The Traverse has a standard front seat center airbag, which deploys between the driver and front passenger, protecting them from injuries caused by striking each other in serious side impacts. The Journey doesn’t offer front seat center airbags.
The Traverse (except L/LS/LT/RS) offers optional Front Automatic Braking, which use forward mounted sensors to warn the driver of a possible collision ahead. If the driver doesn’t react and the system determines a collision is imminent, it automatically applies the brakes at full-force in order to reduce the force of the crash or avoid it altogether. The Journey doesn't offer collision warning or crash mitigation brakes.
The Traverse (except L/LS/LT/RS)’s optional lane departure warning system alerts a temporarily inattentive driver when the vehicle begins to leave its lane and gently nudges the vehicle back towards its lane. The Journey doesn’t offer a lane departure warning system.
The Traverse (except L/LS) offers an optional Surround Vision to allow the driver to see objects all around the vehicle on a screen. The Journey only offers a rear monitor and rear parking sensors that beep or flash a light. That doesn’t help with obstacles to the front or sides.
The Traverse (except L/LS)’s optional blind spot warning system uses digital cameras monitored by computer to alert the driver to moving objects in the vehicle’s blind spots where the side view mirrors don’t reveal them. The Journey doesn’t offer a system to reveal objects in the driver’s blind spots.
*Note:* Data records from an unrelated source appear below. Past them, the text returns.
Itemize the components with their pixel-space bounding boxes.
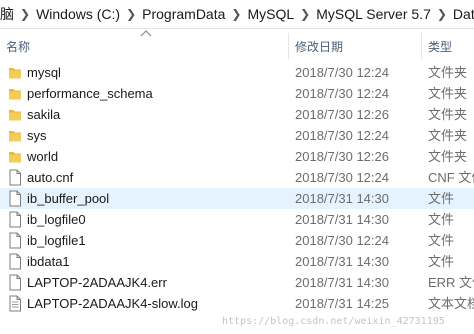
folder-icon: [8, 85, 22, 102]
address-bar[interactable]: 脑 ❯ Windows (C:) ❯ ProgramData ❯ MySQL ❯…: [0, 0, 474, 29]
folder-icon: [8, 106, 22, 123]
file-type: 文件夹: [428, 107, 468, 122]
column-divider[interactable]: [421, 33, 422, 59]
file-modified-date: 2018/7/30 12:26: [295, 107, 389, 122]
folder-icon: [8, 127, 22, 144]
file-icon: [8, 274, 22, 291]
file-row[interactable]: ibdata1 2018/7/31 14:30 文件: [0, 251, 474, 272]
folder-icon: [8, 64, 22, 81]
text-file-icon: [8, 295, 22, 312]
file-name[interactable]: auto.cnf: [27, 167, 73, 188]
file-explorer-window: 脑 ❯ Windows (C:) ❯ ProgramData ❯ MySQL ❯…: [0, 0, 474, 334]
file-type: 文件: [428, 254, 455, 269]
chevron-right-icon[interactable]: ❯: [126, 7, 136, 21]
file-type: 文件夹: [428, 65, 468, 80]
file-row[interactable]: world 2018/7/30 12:26 文件夹: [0, 146, 474, 167]
file-type: CNF 文件: [428, 170, 474, 185]
file-modified-date: 2018/7/31 14:30: [295, 254, 389, 269]
file-name[interactable]: sakila: [27, 104, 60, 125]
breadcrumb-item-mysql-server[interactable]: MySQL Server 5.7: [316, 6, 431, 22]
column-header-date[interactable]: 修改日期: [295, 38, 343, 55]
column-header-row: 名称 修改日期 类型: [0, 29, 474, 62]
chevron-right-icon[interactable]: ❯: [300, 7, 310, 21]
breadcrumb-item-mysql[interactable]: MySQL: [247, 6, 294, 22]
watermark-text: https://blog.csdn.net/weixin_42731195: [222, 316, 445, 327]
file-icon: [8, 253, 22, 270]
folder-icon: [8, 148, 22, 165]
file-modified-date: 2018/7/30 12:24: [295, 86, 389, 101]
breadcrumb-item-programdata[interactable]: ProgramData: [142, 6, 225, 22]
file-name[interactable]: LAPTOP-2ADAAJK4.err: [27, 272, 167, 293]
file-name[interactable]: LAPTOP-2ADAAJK4-slow.log: [27, 293, 198, 314]
file-type: 文件夹: [428, 149, 468, 164]
file-type: 文件夹: [428, 128, 468, 143]
file-modified-date: 2018/7/31 14:30: [295, 275, 389, 290]
file-icon: [8, 211, 22, 228]
file-row[interactable]: ib_buffer_pool 2018/7/31 14:30 文件: [0, 188, 474, 209]
file-row[interactable]: LAPTOP-2ADAAJK4-slow.log 2018/7/31 14:25 文…: [0, 293, 474, 314]
file-row[interactable]: mysql 2018/7/30 12:24 文件夹: [0, 62, 474, 83]
file-name[interactable]: world: [27, 146, 58, 167]
chevron-right-icon[interactable]: ❯: [20, 7, 30, 21]
file-modified-date: 2018/7/31 14:30: [295, 191, 389, 206]
file-type: 文件: [428, 212, 455, 227]
file-icon: [8, 232, 22, 249]
column-header-name[interactable]: 名称: [6, 38, 30, 55]
file-type: 文本文档: [428, 296, 474, 311]
file-name[interactable]: ibdata1: [27, 251, 70, 272]
breadcrumb-item-data[interactable]: Data: [453, 6, 474, 22]
breadcrumb-item-truncated[interactable]: 脑: [0, 4, 14, 24]
file-row[interactable]: auto.cnf 2018/7/30 12:24 CNF 文件: [0, 167, 474, 188]
file-name[interactable]: performance_schema: [27, 83, 153, 104]
file-row[interactable]: performance_schema 2018/7/30 12:24 文件夹: [0, 83, 474, 104]
file-row[interactable]: ib_logfile1 2018/7/30 12:24 文件: [0, 230, 474, 251]
file-modified-date: 2018/7/31 14:25: [295, 296, 389, 311]
chevron-right-icon[interactable]: ❯: [231, 7, 241, 21]
column-header-type[interactable]: 类型: [428, 38, 452, 55]
file-icon: [8, 169, 22, 186]
file-row[interactable]: LAPTOP-2ADAAJK4.err 2018/7/31 14:30 ERR 文件: [0, 272, 474, 293]
file-modified-date: 2018/7/30 12:26: [295, 149, 389, 164]
chevron-right-icon[interactable]: ❯: [437, 7, 447, 21]
file-row[interactable]: sys 2018/7/30 12:24 文件夹: [0, 125, 474, 146]
file-list: mysql 2018/7/30 12:24 文件夹 performance_schem…: [0, 62, 474, 334]
column-divider[interactable]: [288, 33, 289, 59]
file-modified-date: 2018/7/30 12:24: [295, 65, 389, 80]
file-type: 文件夹: [428, 86, 468, 101]
file-icon: [8, 190, 22, 207]
file-name[interactable]: mysql: [27, 62, 61, 83]
breadcrumb-item-drive[interactable]: Windows (C:): [36, 6, 120, 22]
sort-ascending-icon[interactable]: [140, 29, 152, 37]
file-modified-date: 2018/7/31 14:30: [295, 212, 389, 227]
file-modified-date: 2018/7/30 12:24: [295, 128, 389, 143]
file-name[interactable]: ib_buffer_pool: [27, 188, 109, 209]
file-modified-date: 2018/7/30 12:24: [295, 233, 389, 248]
file-row[interactable]: sakila 2018/7/30 12:26 文件夹: [0, 104, 474, 125]
file-type: 文件: [428, 233, 455, 248]
file-modified-date: 2018/7/30 12:24: [295, 170, 389, 185]
file-name[interactable]: sys: [27, 125, 47, 146]
file-row[interactable]: ib_logfile0 2018/7/31 14:30 文件: [0, 209, 474, 230]
file-type: ERR 文件: [428, 275, 474, 290]
file-name[interactable]: ib_logfile0: [27, 209, 86, 230]
file-name[interactable]: ib_logfile1: [27, 230, 86, 251]
file-type: 文件: [428, 191, 455, 206]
To help make backing safer, the Traverse (except L/LS)’s optional cross-path warning system uses wide-angle radar in the rear bumper to alert the driver to vehicles approaching from the side, helping the driver avoid collisions. The Journey doesn’t offer a cross-path warning system.
The Traverse has standard OnStar®, which uses a global positioning satellite (GPS) receiver and a cellular system to get turn-by-turn driving directions, remotely unlock your doors if you lock your keys in, help track down your vehicle if it’s stolen or send emergency personnel to the scene if any airbags deploy. The Journey doesn’t offer a GPS response system, only a navigation computer with no live response for emergencies, so if you’re involved in an accident and you’re incapacitated help may not come as quickly.
Both the Traverse and the Journey have standard driver and passenger frontal airbags, front side-impact airbags, side-impact head airbags, front seatbelt pretensioners, front-wheel drive, four-wheel antilock brakes, traction control, electronic stability systems to prevent skidding, daytime running lights and available all-wheel drive.